Stacked binding of a PET ligand to Alzheimer's tau paired helical filaments

Abstract

Accumulation of filamentous aggregates of tau protein in the brain is a pathological hallmark of Alzheimer's disease (AD) and many other neurodegenerative tauopathies. The filaments adopt disease-specific cross-β amyloid conformations that self-propagate and are implicated in neuronal loss. Development of molecular diagnostics and therapeutics is of critical importance. However, mechanisms of small molecule binding to the amyloid core is poorly understood. We used cryo-electron microscopy to determine a 2.7 Å structure of AD patient-derived tau paired-helical filaments bound to the PET ligand GTP-1. The compound is bound stoichiometrically at a single site along an exposed cleft of each protofilament in a stacked arrangement matching the fibril symmetry. Multiscale modeling reveals pi-pi aromatic interactions that pair favorably with the small molecule-protein contacts, supporting high specificity and affinity for the AD tau conformation.

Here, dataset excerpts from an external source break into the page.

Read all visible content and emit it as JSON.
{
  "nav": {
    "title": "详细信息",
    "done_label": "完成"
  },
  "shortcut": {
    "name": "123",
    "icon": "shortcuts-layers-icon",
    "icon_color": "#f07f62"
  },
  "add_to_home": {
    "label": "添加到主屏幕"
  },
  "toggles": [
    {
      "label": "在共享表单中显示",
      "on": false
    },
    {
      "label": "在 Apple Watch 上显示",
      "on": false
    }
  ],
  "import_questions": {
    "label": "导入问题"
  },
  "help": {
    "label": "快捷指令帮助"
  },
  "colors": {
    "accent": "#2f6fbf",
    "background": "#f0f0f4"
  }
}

This binding mode offers critical insight into designing compounds to target different amyloid folds found across neurodegenerative diseases.

Fig. 1. Cryo-EM map of AD tau PHF with density for bound GTP-1.

a Chemical structure of GTP-1. b X-Y-slice view of the cryo-EM map of AD PHFs incubated with GTP-1. Extra density corresponding to GTP-1 is indicated by white triangles. c Cryo-EM map of tau PHF:GTP-1. The density corresponding to GTP-1 is colored in green. d Difference map (salmon density) between (C) and a previously determined apo-AD PHF map (EMDB: 0259), low-pass filtered to 3.5 Å. The density for the apo PHF protofilament (grey) is shown as a reference. e Side view of tau PHF:GTP-1 structure showing the ligand density (green) in a stacked arrangement with one molecule spanning across multiple rungs of the tau protofilament.

Fig. 2. Atomic model of tau PHF and bound GTP-1.

a Refined tau PHF atomic model fit into the PHF:GTP-1 density. b Map and model of the GTP-1 binding site with GTP-1 modeled into the density using a combination of molecule mechanics and density functional theory (DFT) approaches. c Side view of tau PHF:GTP-1 model, showing individual GTP-1 molecules fit at an angle relative to the backbone and making contact across 3 rungs of tau. d GTP-1 electrostatic (Coulomb) potential surface representation showing complementarity to the GTP-1 binding pocket. e Close contacts (<3.5 Å) of GTP-1 with sites in the binding pocket.

Fig. 3. Favorable ligand-ligand interactions support stacked arrangement.

a Comparison of the structure of GTP-1 monomer from an unconstrained DFT optimization (yellow) with the final modeled structure optimized in the context of amyloid-imposed constraints (coral). b Energy decomposition of the GTP-1 stacking interaction in a dimer using an HFLD calculation. c Illustration of the stacked GTP-1 interactions demonstrating the slipped nature of the stack, the retention of the amyloid displacement vector, and the distance of the pi-pi interactions. d Abstracted depiction of how the crossing angle between the plane of the amyloid backbone and the plane of the heterocycle is determined by the amyloid displacement vector and the optimal dimer interaction distance. e The RMSD of the GTP-1 heavy atoms throughout the 100 ns MD simulation, showing the stability of the GTP-1 binding pose. f Representative final frames of a 100-ns MD simulation of tau PHF:GTP-1 (left) and unliganded tau PHF (right) demonstrate both the stability of the GTP-1 binding pose and the complete occlusion of water from the GTP-1 binding site throughout the trajectory.

Fig. 4. Comparison of the GTP-1 binding pocket residues in other tau filament structures.

a The ligand binding pocket of GTP-1 is highlighted in gold, and the specific residues forming the binding pocket (Gln351, Lys353, Asp358, and Ile360) are shown. This binding pocket is unique to AD filaments compared to existing filament structures, thus indicating GTP-1 binding may be specific to the AD conformation. b Residues 351–360 in AD (purple) and CTE (pink) filament structures, with the rotamer of Lys353 matching that in our AD + GTP-1 structure. The change in concavity of the pocket would move Ile360 away from GTP-1 and would prevent a productive apolar interaction with C7 on the GTP-1 heterocycle.